Only the use of ciprofloxacin was significantly associated with achilles tendon disease. Age, sex, underlying disease necessitating transplantation, serum creatinine and cyclosporine levels were not associated with achilles tendon disease. The association between ciprofloxacin and achilles tendon disease was not dose related. Of the 72 lung transplant recipients who had received ciprofloxacin, 20 (28%) developed achilles tendon disease (tendonitis 15, rupture five). In patients receiving ciprofloxacin, there was no association between the mean cumulative dose of prednisolone and achilles tendon disease. Tendon rupture occurred with a lower ciprofloxacin dosage than tendonitis and the mean recovery duration was significantly longer.

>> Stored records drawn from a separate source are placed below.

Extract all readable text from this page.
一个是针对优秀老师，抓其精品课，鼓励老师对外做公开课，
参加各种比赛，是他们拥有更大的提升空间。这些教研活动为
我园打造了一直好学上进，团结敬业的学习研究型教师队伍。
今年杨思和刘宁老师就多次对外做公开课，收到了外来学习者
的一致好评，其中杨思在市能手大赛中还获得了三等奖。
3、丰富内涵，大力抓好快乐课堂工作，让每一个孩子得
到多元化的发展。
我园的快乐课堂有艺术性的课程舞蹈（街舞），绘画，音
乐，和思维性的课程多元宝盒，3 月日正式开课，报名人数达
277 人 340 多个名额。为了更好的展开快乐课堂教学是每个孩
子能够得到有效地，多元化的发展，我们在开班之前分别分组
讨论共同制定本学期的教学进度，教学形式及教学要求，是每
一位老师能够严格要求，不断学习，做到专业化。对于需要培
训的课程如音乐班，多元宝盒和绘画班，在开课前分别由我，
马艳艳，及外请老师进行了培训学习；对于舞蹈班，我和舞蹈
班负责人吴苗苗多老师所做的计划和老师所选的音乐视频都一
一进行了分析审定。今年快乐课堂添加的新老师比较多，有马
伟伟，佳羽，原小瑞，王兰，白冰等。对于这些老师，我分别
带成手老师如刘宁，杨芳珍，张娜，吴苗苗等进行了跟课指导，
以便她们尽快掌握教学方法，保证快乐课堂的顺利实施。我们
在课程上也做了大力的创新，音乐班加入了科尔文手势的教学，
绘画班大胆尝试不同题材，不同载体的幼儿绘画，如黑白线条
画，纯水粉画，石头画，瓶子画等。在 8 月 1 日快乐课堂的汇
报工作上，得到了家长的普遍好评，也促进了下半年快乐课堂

To conclude, lung transplant recipients receiving ciprofloxacin are at significant risk of developing Achilles tendon disease. The association between ciprofloxacin and Achilles tendon disease appears to be idiosyncratic rather than dose-related.

 

Comments: It seems quite odd that according to the manufacturers the general population develop 0.4% cases of tendonitis after a treatment of ciprofloxacin and according to a detailed follow up in a hospital lung transplant recipients develop 28%. One big difference is the prednisolone that the transplant recipients took that the general population did not. But on the other hand, the transplant recipients were physically inactive in general, so their risk of rupturing a tendon was diminished in respect to the general population.

 

If the general population were prescribed the same doses and length of treatment of ciprofloxacin as the lung recipients, the occurrence of tendinitis would be roughly the same 28%. If, in addition, those patients started an active life, the ratio of tendinitis reported would be 100%. And if the dose was somewhat higher, the occurrence of tendinits would also be 100%, irrespectively of the activity level of the patient, as in table 3 of this report.

 

 

134. TENDIFLOXITIS

 

In summary, the main facts to remember about the toxicity of quinolones on the tendons and cartilages are:

 

1.      The injuries are guaranteed, it is a class effect of these medicines.